Non è difficile immaginare flotte di Lancia Delta Integrale attraversare il confine verso Francia e Germania, così come vecchie Maserati Biturbo finire il loro triste viaggio allo sfascio.
Alla faccia degli appassionati.

Intendiamoci, può anche essere legittimo non considerare un'automobile o una moto di 20 o 25 anni un vero e proprio mezzo d'epoca, e forse sarebbe più corretta la definizione di mezzo di interesse storico.
Resta il fatto che chi le conserva, facendosi a volte carico di spese non indifferenti (manutenzione, necessità di un posto in garage, ricerca di pezzi di ricambio, eventuali restauri veri e propri), contribuisce anche al mantenimento di oggetti che raccontano qualcosa degli ultimi decenni della nostra società, specie nella sua evoluzione industriale.
Se non ci fosse stato nessuno a conservarle, oggi non avremmo automobili e moto storiche anni 50 o 60.
Per i mezzi ultraventennali, si tratta in molti casi di veicoli dal valore commerciale basso o relativamente basso (pur con delle ovvie eccezioni): a chi, dopo aver pagato le tasse per 20 anni, continua a mantenerli "in vita", in primis per passione, credo possa essere legittimamente riconosciuta una qualche forma di agevolazione.

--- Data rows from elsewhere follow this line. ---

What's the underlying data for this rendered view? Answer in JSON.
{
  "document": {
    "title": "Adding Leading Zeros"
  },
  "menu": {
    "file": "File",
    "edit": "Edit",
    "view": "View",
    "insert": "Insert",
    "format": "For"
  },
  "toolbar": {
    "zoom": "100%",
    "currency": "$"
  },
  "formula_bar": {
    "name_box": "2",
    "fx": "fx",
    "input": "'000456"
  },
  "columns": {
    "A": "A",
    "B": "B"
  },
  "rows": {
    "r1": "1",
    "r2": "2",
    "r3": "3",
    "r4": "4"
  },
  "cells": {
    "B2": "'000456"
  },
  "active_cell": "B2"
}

Non c'è proprio soluzione?

Soluzioni per combattere - giustamente - il fenomeno dei "furbetti", fenomeno pur di dimensioni molto inferiori a quelle sovente descritte, con un po' di buon senso, se ne potrebbero trovare tante.

Ad esempio innalzare il bollo per le ventennali a 100 o 150 euro, eliminerebbe all'istante qualsiasi vantaggio per il furbetto con la vecchia utilitaria malridotta, senza tartassare l'appassionato il cui unico peccato è stato quello di comprare una sportiva di vent'anni ormai di scarso valore commerciale.
Oppure si potrebbe prevedere una riduzione del bollo progressiva una volta raggiunti i 20 anni.
O ancora, pretendere controlli più stringenti sull'originalità e le condizioni di conservazione del mezzo iscritto ASI o FMI.

Insomma, si tratta di avere un minimo di buon senso.
Quello che talvolta manca a chi scrive le leggi.